男女間で定年や解雇の年数が違う、または労働契約の変更は禁止です。
・男性と女性で定年の年齢が異なる
・女性だけ解雇
・男性の一般職への変更を認めない
上記のように、男女のどちらかを優先する解雇はもちろん、男女で異なる労働契約条件をつけ、労働契約更新は男性のみ、女性は更新不可といった対応も不当です。

⑦職種や雇用形態の変更時の差別

総合職から一般職への変更、一定年齢に達した場合に専門職から事務職へ変更するなど、職種や雇用形態の変更においても、性別での不当な扱いは禁止です。男女それぞれ、平等に雇用の機会を付与できるよう、また働きやすい環境提供ができるように、再度自社の就業・労働条件や教育・訓練、福利厚生面、雇用における昇進と契約更新方法の見直しをおこなうとよいでしょう。

男女雇用機会均等法を理解し、健全な職場づくりを

男女雇用機会均等法は、性別を理由に差別されることなく働けることを目的に施行され、何度も改定がおこなわれてきました。
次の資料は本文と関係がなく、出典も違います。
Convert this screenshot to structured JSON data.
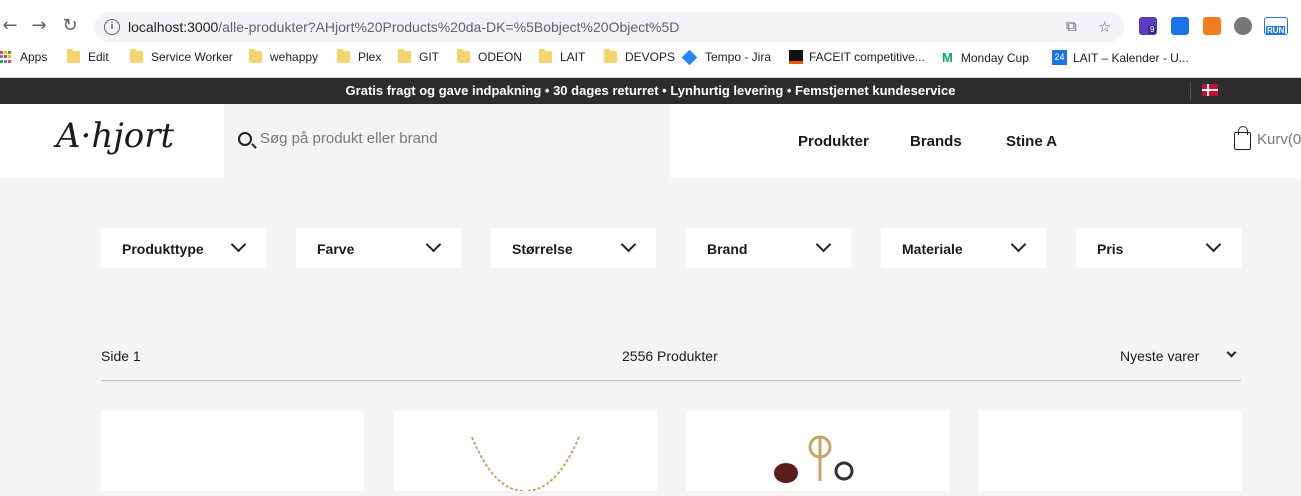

人材配置や教育、昇格や降格、福利厚生、定年や解雇など、さまざまな項目における規定があり、女性に対するハラスメントも多く見受けられます。ハラスメントは労働者のパフォーマンスを下げるほか、離職率を高めたり、企業イメージを低下させるなど、企業においてもデメリットが多くあります。企業側は、男女雇用機会均等法を理解し、性別に関係なく、労働者が生き生きと安心して働けるようにしましょう。